As well as the minimalist, and often discordant, sonic assault of the music, what set Velvet Underground songs apart from the mainstream was Lou Reed’s unblinkingly nihilistic lyrics. Then as now, variations on teen romantic themes provided the lyrics for most chart hits. Although folk-rock had broadened the scope to cover socio-political issues, and the San Francisco bands were exploring free love and dope-related ideas, nothing prepared the public for Reed’s tales of sado-masochism, alienated junkies and teenage girls turning blue.

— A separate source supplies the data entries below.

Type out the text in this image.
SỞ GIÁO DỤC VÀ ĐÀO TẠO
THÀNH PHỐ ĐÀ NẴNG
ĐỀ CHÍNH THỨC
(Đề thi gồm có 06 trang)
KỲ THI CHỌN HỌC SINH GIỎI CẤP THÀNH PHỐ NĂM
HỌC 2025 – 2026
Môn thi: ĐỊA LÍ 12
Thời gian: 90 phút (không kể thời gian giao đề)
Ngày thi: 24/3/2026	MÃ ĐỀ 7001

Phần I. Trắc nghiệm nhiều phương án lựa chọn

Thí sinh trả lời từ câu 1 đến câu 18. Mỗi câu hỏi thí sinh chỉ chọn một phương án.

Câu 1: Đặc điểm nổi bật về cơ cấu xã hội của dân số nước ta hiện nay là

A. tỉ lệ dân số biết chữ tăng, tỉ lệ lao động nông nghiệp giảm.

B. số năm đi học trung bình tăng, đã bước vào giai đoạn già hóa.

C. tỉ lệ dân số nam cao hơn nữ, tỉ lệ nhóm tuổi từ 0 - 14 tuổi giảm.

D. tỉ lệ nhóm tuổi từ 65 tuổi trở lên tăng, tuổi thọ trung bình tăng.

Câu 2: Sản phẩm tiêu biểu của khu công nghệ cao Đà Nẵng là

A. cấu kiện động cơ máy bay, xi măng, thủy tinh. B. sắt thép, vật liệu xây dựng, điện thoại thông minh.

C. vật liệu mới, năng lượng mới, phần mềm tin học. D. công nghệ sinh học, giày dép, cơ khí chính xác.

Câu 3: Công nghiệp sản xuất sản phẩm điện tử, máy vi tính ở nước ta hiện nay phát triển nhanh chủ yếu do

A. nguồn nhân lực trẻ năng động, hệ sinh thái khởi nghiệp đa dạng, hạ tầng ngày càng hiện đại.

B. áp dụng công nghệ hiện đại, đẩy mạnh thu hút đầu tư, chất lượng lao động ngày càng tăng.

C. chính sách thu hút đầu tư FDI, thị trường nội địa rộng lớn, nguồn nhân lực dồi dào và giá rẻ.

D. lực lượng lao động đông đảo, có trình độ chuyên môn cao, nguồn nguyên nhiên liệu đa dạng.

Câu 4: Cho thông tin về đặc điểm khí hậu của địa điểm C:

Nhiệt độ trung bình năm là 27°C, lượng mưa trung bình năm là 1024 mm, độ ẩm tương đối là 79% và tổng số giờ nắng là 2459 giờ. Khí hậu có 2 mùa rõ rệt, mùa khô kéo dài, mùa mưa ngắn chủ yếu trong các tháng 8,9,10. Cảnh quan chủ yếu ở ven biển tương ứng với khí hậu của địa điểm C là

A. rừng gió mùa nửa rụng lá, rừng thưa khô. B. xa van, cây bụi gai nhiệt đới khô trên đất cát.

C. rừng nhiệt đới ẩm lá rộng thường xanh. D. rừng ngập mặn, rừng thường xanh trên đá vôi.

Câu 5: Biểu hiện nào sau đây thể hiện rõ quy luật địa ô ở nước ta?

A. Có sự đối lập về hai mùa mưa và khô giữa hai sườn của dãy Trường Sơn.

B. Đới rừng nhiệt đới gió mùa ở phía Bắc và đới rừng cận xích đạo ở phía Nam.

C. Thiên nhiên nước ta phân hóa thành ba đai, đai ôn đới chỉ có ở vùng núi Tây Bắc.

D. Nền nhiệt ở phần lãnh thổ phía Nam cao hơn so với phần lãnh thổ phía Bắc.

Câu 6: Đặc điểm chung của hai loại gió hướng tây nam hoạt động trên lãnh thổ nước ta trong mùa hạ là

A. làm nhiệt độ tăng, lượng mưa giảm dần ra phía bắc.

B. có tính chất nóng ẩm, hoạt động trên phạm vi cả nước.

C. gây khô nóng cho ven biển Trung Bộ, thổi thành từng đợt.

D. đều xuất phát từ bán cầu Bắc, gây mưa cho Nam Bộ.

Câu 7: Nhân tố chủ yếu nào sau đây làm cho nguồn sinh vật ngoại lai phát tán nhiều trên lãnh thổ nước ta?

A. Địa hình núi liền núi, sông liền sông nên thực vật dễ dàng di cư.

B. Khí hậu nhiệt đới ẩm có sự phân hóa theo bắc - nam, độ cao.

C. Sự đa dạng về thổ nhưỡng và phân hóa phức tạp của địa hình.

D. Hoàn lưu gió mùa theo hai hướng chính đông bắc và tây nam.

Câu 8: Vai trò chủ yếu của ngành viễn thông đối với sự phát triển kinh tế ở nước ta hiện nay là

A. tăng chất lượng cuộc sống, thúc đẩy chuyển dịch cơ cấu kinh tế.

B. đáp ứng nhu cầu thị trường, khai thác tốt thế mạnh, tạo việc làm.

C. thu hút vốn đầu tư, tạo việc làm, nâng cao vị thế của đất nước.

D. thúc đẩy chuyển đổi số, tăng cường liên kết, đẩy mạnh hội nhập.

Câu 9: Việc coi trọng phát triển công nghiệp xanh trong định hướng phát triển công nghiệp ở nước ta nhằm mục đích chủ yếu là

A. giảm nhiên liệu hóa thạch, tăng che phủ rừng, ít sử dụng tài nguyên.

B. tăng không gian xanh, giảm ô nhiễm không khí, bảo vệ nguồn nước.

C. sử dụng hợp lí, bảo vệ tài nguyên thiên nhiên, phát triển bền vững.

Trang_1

The completed album was first rejected by Atlantic Records (who didn’t want drug songs), then by Elektra (who hated the violas), before producer Tom Wilson secured them a deal with MGM’s jazz subsidiary Verve, which was trying to re-vamp itself for the psychedelic era. According to Cale, however, Wilson insisted on re-recording some tracks in California, resulting in marked disparities in sound quality across the album.

When the album hit the streets, despite being clad in its famed Andy Warhol banana cover, it was embraced by the more adventurous record critics of the day but rejected by the public, who were not yet ready to move on from pop, protest and psychedelia.

Verve’s commitment to the band wavered, and the label now put its promotional efforts into its other major signing, The Mothers Of Invention. Ironically, as Reed has pointed out, “that was one of the reasons why we could do what we wanted.”

With Nico now removed from the band, what they wanted for the second album, White Light/White Heat, was to go beyond the limits of the first one. “It was a very rabid record,” explains Cale. “The first one had some gentility, some beauty. The second one was consciously anti-beauty.” Cale also notes that the chaotic nature of their lives on the road is reflected in the album. “We decided to go in and turn all the instruments up and fuck the engineer.”

The album’s centrepiece is, unquestionably, the relentlessly churning 17 minute long Sister Ray. There existed already a vogue for lengthy album tracks, which tended to be excuses for bands to show off their ensemble improvisational skills but, in The Velvets’ hands, that notion went out the window. Instead, Reed sets up a simplistic, dirty guitar riff which gets increasingly simpler as the track evolves, while the rest of the band fights for attention.

“When Cale came surging through the wall of sound on his first solo,” explained Sterling Morrison, “all of a sudden, the organ is way louder than me or Lou. I couldn't turn up; I was already maxed out. At one point, I was down at the bridge pickup on my Stratocaster, so I decided to get a little more oomph on the neck pickup. So I switched to that, which was good.”

On purely musical merits, Sister Ray is hard to justify, but as an organically evolving, living, gasping sonic monster, it remains unsurpassed in the annals of rock.

Sister Ray alone would justify the album’s place in rock history, but White Light/White Heat also includes Cale’s horrific spoken word tale, The Gift, and the indescribably nightmarish Lady Godiva’s Operation, plus a trio of more conventionally excellent rock workouts.

Despite the poor performance of both albums on release, their influence has been enormous, with bands as diverse as R.E.M., Nirvana and The Strokes having cited them as inspiration.